Under the Equality Act 2010, ‘sex’ is understood as binary, being a man or a woman. For the purposes of the Act, a person’s legal sex is their biological sex as recorded on their birth certificate. A transgender person can change their legal sex by obtaining a Gender Recognition Certificate. A transgender person who does not have a Gender Recognition Certificate retains the sex recorded on their birth certificate for the purposes of the Act. 

As a single-sex service, ‘For Men To Talk’ must consider the impact on and needs of all service users, we have to look at our actions and how they will affect both transgender people and other service users. 
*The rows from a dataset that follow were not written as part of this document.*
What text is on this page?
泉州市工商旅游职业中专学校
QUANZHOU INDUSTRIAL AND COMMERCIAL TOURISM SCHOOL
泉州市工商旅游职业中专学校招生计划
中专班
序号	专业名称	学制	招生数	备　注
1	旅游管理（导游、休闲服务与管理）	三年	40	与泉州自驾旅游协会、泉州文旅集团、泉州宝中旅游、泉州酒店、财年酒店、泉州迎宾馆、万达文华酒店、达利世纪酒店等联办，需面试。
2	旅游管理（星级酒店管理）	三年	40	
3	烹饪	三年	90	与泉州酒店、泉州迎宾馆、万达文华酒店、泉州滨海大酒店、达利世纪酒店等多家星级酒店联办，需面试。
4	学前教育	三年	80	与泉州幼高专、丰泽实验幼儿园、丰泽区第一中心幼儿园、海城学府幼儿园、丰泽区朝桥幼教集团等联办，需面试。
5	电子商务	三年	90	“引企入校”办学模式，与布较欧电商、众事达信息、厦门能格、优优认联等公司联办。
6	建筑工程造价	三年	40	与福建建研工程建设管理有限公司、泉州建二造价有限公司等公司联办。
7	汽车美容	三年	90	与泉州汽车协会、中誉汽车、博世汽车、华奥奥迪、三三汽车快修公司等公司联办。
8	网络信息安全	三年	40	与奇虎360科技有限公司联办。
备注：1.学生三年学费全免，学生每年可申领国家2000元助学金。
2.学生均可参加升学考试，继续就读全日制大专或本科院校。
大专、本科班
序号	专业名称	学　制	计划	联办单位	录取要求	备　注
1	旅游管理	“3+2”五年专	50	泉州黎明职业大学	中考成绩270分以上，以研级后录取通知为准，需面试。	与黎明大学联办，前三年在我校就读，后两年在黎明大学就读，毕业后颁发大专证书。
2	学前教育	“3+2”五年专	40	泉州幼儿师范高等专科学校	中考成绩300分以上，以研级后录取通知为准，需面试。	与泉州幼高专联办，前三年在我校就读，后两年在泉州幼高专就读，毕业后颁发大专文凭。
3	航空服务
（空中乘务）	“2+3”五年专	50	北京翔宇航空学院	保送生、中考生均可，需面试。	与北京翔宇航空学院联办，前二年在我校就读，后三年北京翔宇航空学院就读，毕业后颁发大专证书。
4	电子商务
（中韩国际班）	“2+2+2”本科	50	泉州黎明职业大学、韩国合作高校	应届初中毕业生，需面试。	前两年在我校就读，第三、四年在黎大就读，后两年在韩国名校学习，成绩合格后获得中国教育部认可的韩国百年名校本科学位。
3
‘For Men To Talk’ Policy and Guidelines to Transgender People

Under the Equality Act 2010, ‘For Men To Talk’ will accept: A woman who has transitioned to a man and in receipt of a Gender Recognition Certificate 

Under the Equality Act 2010, ‘For Men To Talk’ will no longer accept: A man who has transitioned to a woman and in receipt of a Gender Recognition Certificate 

Under the Equality Act 2010, a person does not need to have Gender Recognition Certificate to be protected under the characteristic of gender reassignment. ‘For Men To Talk’ will therefore not ask for this when deciding whether to treat someone differently or exclude transgender people from the ‘For Men To Talk’ meetings. Asking for one could also be a breach of someone’s right to privacy. Therefore the person in question and a representative from ‘For Men To Talk’ will be required to have a conversation before participating in any meeting or when a decision to transitioned has been decided, if the person has participated in a meeting previously.